Welcome to the forum! "Godmorgen"? in your time right now? (We had an exchange student from Greenland visit 6 yrs ago!)
I rode on a treeless saddle for the first time recently, and I want one of my own someday!!!


----------



## BadRu Cowgirl (Sep 15, 2012)

Thank you guys 

Here is a picture of my former horses (I hope), a fjord, and the paint mix.

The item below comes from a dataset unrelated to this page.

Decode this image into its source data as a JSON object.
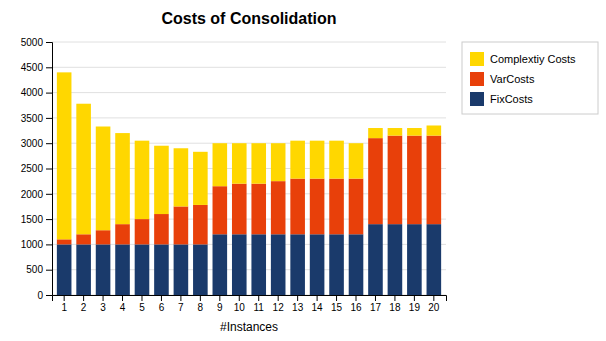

Haha, Northernstar, very good  Well, now it's evening, so "godaften" but anyway.. Yeah, I can imagine, I want one myself, they are very nice


----------



## SouthernTrails (Dec 19, 2008)

.

Thanks for the Pics, nice looking Horses


.


----------



## gigem88 (May 10, 2011)

Howdy from Texas!


----------



## HorseLovinLady (Jul 18, 2011)

Welcome to the forum!


----------



## BadRu Cowgirl (Sep 15, 2012)

Thanks 

Howdy gigem88.. I've been in Texas a couple of years ago, loved it


----------



## barrelbeginner (Jan 31, 2012)

Welcoming you to the forum from Colorado!


----------



## AlaskaCG (Sep 18, 2012)

*Welcome*

Hey! Don't worry about You'r grammar with me,my best friend is Danish from denmark so I get it a lot.I hope you enjoy this site,I just joined a few minutes ago so I know what's going on aswell since I stopped riding a few months ago. You'r Fjord mix was so cute[I saw the picture!]!!! I love Fjords and Paints,had a Paint of my own and dream of owning a Fjord.

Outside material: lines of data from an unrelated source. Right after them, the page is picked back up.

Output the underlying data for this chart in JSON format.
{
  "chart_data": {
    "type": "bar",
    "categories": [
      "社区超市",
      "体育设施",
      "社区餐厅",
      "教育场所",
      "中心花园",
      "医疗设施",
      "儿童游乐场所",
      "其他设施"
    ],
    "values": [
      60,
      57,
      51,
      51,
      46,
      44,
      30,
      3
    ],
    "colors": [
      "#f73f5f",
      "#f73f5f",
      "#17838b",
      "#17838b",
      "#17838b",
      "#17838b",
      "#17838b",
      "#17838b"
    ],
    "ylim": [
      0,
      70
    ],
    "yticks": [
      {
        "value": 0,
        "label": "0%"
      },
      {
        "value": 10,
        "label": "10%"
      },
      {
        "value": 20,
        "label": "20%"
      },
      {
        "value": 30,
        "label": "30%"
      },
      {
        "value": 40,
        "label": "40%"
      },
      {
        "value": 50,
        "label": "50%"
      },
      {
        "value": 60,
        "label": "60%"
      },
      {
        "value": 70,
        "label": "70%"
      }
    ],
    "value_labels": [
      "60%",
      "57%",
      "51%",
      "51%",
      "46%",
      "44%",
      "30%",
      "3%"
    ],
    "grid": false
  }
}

You most likely don't want me to go into a 'life story'  So I'll shuddup.Send me a message if you want:] 

- AlaskaCG


----------



## Country Woman (Dec 14, 2011)

Hi Welcome to the forum 
nice to meet you Bad Ru


----------



## Prairie Rose (Oct 17, 2012)

Hi there,

My dad was from Denmark. 
I got to visit there once. Loved it.


----------



## Showjumper1289 (Oct 27, 2012)

Welcome to the forum I have been to Denmark and have many Danish friends I also love fjords


----------



## BadRu Cowgirl (Sep 15, 2012)

Thank you guys.

I thought Denmark was like.. unknown, or "maybe a city in Germany?", but seems like it's actually pretty famous.. lol


----------



## BadRu Cowgirl (Sep 15, 2012)

Oh, and Prairie Rose: Thats fun, so do you speak any danish? :b


----------



## Prairie Rose (Oct 17, 2012)

Hi BadRU. 

Sadly, I remember only a tiny bit of Danish.
I know 'hesten' . 
Bestemor, Bestefar, Mor, Far, of course.
Mange tuk! 

My bestemor used to fly over here every couple of years and spend a few weeks with us. I loved her so much! I was a young teenager when she passed on, but I sure do still miss her. She used to read me stories on her lap. She spoke excellent English and would read me Hans Christian Anderson books. 

My far was from Fredrikshaven. 

When I was 13, my family visited my bestemor in Denmark. We visited many, many relatives while there. I got to ride a Percheron in an English saddle down a cobblestone lane! Too cool! 

It is very nice to meet you!


----------